La primera parte de “Spectre”, con las acciones trasladándose de México a Roma, luego a Austria y a Marruecos, concentra lo mejor de la película. Son aportes de Mendes, mejor realizador de filmes de acción que de “dramas prestigiosos”, condenados al Oscar. Aprovecha las texturas de los ambientes; logra potenciar la atmósfera de misterio en la secuencia de la reunión de Spectre -que lanza un guiño a Kubrick-; encuentra giros humorísticos para resolver las escenas más tópicas; juega a Hitchcock en la escena del tren marchando por el desierto; convierte ciertos espacios en visiones de espejismo, como la aparición de esa clínica traslúcida, enclavada en los Alpes, donde hallamos a Léa Seydoux.

Son momentos de inspiración visual y celebración cinética, aunque ninguno de ellos iguale la formidable secuencia “hi-tech” del rascacielos de cristales iluminados de Shangai en “Operación Skyfall”.

Las debilidades de “Spectre” aparecen, nítidas, con el desarrollo del personaje de Léa, actriz formidable y chica Bond de primera pero con un personaje débil y huidizo que se desdibuja conforma avanza la película, y la llegada de la pareja a la guarida del villano Christophe Waltz.

La película entonces se descompone y no logra encontrar el centro de gravedad que tenía “Operación Skyfall”. Agrega, como improvisado empaste, un conflicto fraternal entre protagonista y antagonista que está ahí solo para sembrar un antecedente  traumático a la biografía de Bond.

Waltz falla.

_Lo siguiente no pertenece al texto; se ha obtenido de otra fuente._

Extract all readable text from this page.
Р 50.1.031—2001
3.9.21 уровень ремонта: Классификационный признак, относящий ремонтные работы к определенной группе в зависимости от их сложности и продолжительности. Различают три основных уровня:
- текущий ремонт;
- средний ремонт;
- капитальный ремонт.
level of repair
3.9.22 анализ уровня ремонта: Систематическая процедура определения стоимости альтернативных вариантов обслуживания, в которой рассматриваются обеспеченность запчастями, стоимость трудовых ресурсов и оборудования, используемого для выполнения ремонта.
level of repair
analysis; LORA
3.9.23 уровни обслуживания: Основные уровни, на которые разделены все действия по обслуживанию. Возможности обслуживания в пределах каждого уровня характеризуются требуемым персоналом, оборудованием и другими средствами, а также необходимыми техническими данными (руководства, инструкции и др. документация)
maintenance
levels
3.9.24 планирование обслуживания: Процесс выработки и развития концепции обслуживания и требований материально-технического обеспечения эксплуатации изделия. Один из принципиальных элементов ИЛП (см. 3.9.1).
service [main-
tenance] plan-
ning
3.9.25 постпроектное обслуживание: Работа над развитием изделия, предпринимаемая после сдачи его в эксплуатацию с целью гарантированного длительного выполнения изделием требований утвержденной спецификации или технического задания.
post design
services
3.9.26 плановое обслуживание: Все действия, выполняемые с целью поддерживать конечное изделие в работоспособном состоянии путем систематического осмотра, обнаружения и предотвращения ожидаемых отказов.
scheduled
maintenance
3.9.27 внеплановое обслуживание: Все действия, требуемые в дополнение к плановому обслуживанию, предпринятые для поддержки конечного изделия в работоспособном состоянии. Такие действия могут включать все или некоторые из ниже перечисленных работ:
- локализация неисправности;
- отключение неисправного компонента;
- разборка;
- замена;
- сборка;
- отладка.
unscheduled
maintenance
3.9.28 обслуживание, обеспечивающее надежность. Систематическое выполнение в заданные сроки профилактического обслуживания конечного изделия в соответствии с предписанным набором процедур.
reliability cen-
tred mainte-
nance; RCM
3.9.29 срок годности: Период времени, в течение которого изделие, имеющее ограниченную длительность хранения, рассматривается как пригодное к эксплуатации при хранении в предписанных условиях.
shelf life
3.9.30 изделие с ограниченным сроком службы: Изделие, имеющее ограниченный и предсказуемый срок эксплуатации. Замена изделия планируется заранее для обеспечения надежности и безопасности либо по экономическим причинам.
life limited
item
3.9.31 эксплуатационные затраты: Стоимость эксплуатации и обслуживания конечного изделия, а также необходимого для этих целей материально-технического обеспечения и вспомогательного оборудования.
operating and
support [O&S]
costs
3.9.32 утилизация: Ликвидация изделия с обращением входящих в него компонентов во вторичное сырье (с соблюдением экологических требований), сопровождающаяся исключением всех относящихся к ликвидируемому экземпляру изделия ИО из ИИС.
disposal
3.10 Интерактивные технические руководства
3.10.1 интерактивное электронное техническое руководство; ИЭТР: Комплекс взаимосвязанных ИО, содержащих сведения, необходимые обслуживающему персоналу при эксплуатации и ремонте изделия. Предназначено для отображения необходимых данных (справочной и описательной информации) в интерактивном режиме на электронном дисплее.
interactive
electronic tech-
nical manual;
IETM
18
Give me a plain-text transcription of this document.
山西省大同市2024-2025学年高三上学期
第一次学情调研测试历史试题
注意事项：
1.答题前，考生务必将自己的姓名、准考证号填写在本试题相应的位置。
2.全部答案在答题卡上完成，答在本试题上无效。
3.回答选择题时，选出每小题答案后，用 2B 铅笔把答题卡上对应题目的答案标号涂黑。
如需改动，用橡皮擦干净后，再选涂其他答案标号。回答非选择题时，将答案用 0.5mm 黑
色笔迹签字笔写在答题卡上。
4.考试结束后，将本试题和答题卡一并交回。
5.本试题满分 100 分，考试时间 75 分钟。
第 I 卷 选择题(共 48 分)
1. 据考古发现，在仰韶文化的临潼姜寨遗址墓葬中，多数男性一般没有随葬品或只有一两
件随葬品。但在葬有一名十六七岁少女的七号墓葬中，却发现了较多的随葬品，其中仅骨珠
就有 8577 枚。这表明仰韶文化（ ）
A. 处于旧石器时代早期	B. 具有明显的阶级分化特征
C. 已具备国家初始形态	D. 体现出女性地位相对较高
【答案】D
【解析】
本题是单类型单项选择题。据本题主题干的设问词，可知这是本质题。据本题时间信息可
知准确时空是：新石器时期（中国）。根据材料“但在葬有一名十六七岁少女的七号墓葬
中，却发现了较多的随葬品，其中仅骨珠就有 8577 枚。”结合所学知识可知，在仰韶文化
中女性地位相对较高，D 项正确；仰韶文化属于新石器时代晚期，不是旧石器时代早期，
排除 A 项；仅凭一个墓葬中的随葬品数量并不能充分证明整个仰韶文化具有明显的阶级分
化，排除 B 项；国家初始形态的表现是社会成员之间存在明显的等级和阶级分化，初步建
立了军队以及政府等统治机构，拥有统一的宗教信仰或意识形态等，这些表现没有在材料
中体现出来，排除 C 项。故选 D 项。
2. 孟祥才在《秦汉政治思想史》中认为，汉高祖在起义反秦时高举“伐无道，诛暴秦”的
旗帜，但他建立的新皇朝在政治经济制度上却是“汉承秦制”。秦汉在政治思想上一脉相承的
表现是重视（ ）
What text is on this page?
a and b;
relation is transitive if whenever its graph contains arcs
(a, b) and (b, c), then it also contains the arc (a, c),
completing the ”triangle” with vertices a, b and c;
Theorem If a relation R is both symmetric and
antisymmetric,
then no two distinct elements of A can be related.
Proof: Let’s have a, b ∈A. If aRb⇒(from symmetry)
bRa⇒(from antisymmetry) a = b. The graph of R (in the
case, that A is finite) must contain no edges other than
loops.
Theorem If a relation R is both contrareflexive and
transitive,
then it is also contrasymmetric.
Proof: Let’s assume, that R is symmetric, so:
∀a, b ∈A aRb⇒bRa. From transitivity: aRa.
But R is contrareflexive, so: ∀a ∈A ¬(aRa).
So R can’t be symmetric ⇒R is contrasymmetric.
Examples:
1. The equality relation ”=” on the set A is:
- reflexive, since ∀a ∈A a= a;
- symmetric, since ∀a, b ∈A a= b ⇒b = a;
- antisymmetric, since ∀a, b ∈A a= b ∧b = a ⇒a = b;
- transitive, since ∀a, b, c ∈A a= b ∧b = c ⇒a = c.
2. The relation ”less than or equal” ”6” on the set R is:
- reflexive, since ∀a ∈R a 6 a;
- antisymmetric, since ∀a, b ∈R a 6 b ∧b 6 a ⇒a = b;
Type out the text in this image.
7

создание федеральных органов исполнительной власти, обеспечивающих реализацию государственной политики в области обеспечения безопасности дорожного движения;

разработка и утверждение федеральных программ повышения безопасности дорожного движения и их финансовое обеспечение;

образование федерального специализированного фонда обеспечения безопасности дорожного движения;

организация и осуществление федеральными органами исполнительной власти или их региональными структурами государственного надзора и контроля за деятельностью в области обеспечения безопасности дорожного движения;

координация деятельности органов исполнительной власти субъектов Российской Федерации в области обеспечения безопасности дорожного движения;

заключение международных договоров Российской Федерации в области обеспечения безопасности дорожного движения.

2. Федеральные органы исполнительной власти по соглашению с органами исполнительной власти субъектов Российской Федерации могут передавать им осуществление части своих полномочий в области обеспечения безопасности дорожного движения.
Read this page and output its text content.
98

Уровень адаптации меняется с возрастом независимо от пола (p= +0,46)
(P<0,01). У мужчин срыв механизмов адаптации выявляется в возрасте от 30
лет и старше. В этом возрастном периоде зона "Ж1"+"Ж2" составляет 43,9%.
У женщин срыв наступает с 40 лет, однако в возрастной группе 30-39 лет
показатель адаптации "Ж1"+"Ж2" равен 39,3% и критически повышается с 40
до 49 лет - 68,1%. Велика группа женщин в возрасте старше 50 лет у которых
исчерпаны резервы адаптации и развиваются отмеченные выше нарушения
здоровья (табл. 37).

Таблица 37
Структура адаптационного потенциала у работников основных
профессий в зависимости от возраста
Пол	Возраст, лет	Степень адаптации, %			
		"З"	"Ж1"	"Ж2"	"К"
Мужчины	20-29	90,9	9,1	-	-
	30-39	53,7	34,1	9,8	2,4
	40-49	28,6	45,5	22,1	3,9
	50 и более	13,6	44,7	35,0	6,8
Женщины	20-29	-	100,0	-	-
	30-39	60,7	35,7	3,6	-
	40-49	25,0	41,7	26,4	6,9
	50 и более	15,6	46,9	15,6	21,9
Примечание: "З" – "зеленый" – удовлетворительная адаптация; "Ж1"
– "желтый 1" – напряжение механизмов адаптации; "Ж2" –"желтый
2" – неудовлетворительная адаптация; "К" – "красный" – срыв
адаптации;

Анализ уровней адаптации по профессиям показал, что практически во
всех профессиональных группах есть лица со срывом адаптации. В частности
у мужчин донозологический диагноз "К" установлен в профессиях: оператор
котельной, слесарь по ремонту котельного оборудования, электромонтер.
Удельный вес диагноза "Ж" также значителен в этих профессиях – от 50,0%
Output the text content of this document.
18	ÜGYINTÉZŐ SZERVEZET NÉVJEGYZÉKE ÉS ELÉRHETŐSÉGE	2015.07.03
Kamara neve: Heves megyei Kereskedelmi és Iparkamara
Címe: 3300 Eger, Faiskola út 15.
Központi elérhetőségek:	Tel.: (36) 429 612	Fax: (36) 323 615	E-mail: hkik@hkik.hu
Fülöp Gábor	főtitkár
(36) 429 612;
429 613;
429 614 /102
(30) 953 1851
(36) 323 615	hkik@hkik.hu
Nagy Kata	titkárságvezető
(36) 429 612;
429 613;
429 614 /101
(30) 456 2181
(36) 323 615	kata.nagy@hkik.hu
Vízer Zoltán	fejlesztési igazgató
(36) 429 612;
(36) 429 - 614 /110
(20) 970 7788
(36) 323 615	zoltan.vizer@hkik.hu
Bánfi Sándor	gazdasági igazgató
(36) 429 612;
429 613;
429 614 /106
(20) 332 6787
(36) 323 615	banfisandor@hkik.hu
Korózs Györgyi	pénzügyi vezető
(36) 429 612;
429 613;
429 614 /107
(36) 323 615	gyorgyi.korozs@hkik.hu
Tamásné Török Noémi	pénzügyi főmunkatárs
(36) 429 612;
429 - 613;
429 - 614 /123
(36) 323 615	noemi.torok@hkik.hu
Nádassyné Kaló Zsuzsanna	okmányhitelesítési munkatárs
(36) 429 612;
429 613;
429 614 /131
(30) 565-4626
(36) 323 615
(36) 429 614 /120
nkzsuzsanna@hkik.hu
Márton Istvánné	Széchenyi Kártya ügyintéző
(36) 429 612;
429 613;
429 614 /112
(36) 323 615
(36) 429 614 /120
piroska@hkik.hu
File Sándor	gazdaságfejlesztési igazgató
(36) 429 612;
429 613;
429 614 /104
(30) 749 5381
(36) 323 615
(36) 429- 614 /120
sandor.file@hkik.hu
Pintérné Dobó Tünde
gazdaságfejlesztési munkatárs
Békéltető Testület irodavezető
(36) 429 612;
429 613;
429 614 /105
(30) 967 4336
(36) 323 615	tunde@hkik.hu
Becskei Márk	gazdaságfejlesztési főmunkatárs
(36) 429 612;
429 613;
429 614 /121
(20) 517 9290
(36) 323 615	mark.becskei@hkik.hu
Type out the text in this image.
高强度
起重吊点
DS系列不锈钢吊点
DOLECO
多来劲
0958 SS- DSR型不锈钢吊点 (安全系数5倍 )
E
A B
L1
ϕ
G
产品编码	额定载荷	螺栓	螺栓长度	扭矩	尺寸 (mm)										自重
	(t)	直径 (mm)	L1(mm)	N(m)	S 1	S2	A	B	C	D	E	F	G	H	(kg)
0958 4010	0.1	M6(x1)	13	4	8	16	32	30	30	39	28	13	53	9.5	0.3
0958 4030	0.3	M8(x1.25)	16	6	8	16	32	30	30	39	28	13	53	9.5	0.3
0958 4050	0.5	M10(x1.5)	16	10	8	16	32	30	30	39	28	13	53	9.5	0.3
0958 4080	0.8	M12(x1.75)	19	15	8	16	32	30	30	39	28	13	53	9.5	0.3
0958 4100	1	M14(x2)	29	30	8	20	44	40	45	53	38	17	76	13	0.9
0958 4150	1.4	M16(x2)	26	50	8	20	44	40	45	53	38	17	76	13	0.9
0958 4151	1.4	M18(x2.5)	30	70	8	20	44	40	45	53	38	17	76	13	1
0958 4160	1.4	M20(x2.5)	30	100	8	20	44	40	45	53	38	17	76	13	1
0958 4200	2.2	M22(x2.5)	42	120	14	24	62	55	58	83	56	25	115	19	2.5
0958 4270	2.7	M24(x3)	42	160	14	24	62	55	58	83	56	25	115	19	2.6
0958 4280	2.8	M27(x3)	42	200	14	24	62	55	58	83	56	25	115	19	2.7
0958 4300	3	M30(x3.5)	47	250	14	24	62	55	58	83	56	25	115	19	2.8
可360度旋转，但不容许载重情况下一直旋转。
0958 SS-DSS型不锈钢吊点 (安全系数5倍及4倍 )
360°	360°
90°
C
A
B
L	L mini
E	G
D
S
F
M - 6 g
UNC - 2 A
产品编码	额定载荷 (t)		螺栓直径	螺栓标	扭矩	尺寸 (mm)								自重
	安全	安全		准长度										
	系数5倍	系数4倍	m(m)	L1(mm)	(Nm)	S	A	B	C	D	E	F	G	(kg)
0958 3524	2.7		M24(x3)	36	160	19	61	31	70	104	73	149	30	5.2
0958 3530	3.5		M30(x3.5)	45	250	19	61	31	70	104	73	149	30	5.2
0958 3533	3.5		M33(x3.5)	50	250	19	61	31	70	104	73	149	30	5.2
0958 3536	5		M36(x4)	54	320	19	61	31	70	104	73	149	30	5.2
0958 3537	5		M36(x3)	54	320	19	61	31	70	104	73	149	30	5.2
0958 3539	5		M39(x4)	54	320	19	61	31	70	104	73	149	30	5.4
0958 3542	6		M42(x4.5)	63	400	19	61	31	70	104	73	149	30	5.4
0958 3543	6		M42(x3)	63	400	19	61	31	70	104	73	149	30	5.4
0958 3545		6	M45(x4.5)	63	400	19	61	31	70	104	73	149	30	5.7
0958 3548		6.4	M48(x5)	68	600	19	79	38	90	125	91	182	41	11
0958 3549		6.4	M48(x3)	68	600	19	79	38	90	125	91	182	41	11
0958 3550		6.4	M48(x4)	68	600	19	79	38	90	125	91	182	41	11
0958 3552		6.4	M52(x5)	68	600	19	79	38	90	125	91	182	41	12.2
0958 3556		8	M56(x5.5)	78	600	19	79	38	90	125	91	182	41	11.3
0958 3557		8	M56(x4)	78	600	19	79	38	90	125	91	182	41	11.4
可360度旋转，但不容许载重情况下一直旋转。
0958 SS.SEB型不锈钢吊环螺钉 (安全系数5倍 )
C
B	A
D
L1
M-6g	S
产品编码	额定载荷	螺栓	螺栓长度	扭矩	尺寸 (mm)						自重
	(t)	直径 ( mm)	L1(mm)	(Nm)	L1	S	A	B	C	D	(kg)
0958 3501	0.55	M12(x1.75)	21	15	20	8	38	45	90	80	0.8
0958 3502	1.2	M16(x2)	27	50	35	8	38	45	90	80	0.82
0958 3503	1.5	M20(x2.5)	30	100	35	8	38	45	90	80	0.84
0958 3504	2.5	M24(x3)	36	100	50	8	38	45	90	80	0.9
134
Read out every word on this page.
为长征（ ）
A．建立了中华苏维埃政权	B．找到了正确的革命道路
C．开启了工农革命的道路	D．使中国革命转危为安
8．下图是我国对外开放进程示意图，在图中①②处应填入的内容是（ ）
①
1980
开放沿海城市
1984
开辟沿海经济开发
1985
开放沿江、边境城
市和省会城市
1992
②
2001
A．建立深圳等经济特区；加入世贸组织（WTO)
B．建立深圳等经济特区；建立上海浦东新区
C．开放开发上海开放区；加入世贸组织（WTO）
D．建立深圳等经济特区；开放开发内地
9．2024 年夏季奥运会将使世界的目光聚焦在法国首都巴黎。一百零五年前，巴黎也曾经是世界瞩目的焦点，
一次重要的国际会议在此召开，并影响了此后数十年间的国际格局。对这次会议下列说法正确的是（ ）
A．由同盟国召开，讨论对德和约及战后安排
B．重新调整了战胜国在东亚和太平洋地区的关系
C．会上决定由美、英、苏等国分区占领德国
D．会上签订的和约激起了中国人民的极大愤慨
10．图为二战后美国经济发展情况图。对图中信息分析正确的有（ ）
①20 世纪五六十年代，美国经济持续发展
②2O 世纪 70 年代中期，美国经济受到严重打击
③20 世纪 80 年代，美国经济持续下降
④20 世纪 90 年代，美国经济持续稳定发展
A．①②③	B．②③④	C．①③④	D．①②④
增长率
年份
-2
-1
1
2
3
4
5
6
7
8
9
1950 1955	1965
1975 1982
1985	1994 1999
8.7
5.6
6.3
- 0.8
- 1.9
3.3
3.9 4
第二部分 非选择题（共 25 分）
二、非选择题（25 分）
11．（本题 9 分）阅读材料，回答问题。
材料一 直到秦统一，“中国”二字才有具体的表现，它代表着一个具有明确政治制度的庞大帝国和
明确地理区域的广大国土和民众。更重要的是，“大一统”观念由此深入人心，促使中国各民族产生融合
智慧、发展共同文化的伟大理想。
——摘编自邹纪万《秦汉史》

Y no por sobreactuar. Más bien por lo contrario. Los mejores villanos de Bond tienen un lado operático y excesivo, desde Goldfinger hasta el Bardem edípico de la película anterior. Aquí, Waltz parece haber dejado el aire de locura y ambición en los sets de Tarantino y Tim Burton. Es un malo de papel. Un torturador cualquiera.

A pesar de todo, “Spectre” es una película apreciable. Y es un mérito del Mendes -y de sus productores- el tomar riesgos ofreciendo un Bond distinto, de matices extraños. Aunque eso tal vez termine alejando al público y matando a la longeva franquicia.